JUSTIN ROSE admits that three months ago he was "playing like a muppet." Now he fears no-one.

A big turn around in the self belief which almost deserted him in the slump after his fourth place in the Royal Birkdale Open of 1998 has put the 20-year-old Hampshire golfer in a positive frame of mind for the last two European Tour events of the season.

The trouble is it doesn't look as though he will be able to play in them!

In a case of daylight robbery, Hook-based Rose and another Hampshire hopeful Matt Blackey look like missing out on this week's Turespana Masters and maybe the Italian Open the following week simply because there are not enough daylight hours left to accommodate them in the field.

With autumn drawing in and the days getting shorter, so too are the sizes of the fields for the last European Tour events. The usual 140-strong entries have been reduced to 120 and early this week both Rose and Blackey where on the reserve list with little chance of playing.

It's bitterly frustrating for the two Hampshire players because Rose still needs around £16,000 to keep his European card and Blackey, from Hayling Island, requires £22,000.

"If, by chance, I get in for the Turespana in Madrid, I'll try and win it," says Rose. "I have to aim high just as I did at Tour School last November when I aimed for as high a finish as I could get and I ended up fourth. I believe in thinking positive, my game is pretty solid right. I feel I can reach my goals.

"If the worst comes to the worst and I don't get the chance to make the money I need to keep my card, going back to tour school at San Roque next month won't worry me.

"I have the game to stand up to it, but ideally it's not the situation I wanted because it will put me back to where I was a year ago and I believe I have moved on as a player."

"My game has never been stronger. I have got to the stage where I can start challenging for wins next year."

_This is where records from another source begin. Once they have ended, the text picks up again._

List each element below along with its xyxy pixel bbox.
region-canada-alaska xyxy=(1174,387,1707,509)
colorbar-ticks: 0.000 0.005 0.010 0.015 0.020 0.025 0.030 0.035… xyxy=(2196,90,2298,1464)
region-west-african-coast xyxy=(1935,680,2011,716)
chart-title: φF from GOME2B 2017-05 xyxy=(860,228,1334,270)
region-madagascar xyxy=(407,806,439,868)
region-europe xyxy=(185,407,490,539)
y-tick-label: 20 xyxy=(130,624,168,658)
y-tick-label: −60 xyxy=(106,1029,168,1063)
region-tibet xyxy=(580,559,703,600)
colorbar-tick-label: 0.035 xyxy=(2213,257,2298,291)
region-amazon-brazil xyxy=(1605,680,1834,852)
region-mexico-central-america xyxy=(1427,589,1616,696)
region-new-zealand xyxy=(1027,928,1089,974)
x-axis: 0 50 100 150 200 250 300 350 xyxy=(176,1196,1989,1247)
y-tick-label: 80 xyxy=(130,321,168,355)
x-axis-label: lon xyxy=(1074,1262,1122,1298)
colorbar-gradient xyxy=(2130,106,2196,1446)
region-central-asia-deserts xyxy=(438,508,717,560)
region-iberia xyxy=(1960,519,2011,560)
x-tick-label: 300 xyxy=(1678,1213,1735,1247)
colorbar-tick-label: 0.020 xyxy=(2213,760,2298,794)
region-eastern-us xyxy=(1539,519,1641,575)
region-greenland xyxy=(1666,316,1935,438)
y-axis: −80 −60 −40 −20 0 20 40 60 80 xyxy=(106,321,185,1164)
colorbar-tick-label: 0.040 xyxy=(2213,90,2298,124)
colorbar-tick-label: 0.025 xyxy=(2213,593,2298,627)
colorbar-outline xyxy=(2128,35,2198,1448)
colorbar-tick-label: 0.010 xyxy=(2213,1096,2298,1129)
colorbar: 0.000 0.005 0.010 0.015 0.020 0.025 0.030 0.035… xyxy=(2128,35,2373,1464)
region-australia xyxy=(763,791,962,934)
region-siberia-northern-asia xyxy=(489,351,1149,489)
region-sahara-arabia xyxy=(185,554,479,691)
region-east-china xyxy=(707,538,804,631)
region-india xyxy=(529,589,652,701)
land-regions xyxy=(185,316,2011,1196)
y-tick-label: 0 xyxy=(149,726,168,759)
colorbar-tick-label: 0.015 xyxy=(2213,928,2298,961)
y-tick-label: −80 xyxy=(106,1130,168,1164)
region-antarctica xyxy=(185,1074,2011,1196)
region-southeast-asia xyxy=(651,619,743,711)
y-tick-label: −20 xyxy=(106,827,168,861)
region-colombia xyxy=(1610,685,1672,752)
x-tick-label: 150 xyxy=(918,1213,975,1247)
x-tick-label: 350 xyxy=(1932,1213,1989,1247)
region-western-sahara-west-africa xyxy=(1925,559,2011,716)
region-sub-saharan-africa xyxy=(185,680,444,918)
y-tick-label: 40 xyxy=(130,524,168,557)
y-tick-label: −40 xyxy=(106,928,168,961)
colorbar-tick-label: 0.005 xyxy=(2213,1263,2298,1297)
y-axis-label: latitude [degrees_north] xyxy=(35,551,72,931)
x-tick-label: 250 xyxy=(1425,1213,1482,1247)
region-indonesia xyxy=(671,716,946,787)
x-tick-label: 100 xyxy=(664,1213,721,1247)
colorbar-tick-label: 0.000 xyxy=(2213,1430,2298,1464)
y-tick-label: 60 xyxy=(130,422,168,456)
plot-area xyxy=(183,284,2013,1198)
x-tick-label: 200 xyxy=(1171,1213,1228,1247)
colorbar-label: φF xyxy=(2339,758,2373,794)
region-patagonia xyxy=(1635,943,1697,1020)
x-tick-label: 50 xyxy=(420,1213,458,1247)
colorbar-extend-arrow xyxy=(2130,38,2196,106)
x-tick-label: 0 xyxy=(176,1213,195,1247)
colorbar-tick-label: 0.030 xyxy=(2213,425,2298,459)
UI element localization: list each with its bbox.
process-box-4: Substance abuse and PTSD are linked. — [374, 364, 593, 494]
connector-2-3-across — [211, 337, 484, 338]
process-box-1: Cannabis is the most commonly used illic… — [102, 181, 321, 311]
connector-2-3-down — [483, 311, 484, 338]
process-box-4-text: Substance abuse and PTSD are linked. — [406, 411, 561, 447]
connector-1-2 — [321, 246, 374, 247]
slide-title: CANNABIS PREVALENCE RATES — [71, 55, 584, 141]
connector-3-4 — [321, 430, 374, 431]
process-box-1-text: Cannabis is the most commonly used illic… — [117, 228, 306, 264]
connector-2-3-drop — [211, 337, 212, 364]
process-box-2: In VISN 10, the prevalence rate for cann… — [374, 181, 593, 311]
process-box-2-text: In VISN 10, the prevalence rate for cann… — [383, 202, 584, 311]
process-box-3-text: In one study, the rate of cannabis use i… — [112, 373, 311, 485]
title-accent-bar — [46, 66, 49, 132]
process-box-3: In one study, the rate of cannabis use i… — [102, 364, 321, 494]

The turning point to Rose's season which saw him hit a tournament high with joint 11th place and a best-ever cheque of £16,340 at the lucrative BMW International Open, was a switch back to some old irons and Taylor Made's new 300 series steel-shafted driver.

"I'm driving the ball straighter and longer, nearly 300 yards, which is further than I've ever hit it. The only glitch is my putting. I missed a couple of three-footers at the 11th and 12th holes in the BMW which would have sewn up my card for next year. But that's golf.

"There's no secret to putting, nothing anyone can teach you. It's something I've got to work out for myself. I was always a good putter when I was younger. Hopefully the old touch will return."

Rose is like a fish out of water without tournament golf. He says the three-week break between the Belgacom Open on September 24 and the Turespana Masters was bad enough. "I was into a good rhythm and could happily have gone on

"I'd missed just a couple of cuts in nine weeks and was getting stronger all the time. Now this. I'll just have to keep practising at my club at North Hants and work hard at my fitness in the gym."

Blackey admitted that after the Belgacom Open he needed a rest after two months solid on the road. But he says: "After three weeks at home I'm raring to go again. But I was about 20th reserve for the Turespana Masters going into this week and it doesn't look too hopeful.

"I feel much stronger and better as a player, and I wouldn't be as concerned as I used to be about going to Tour School."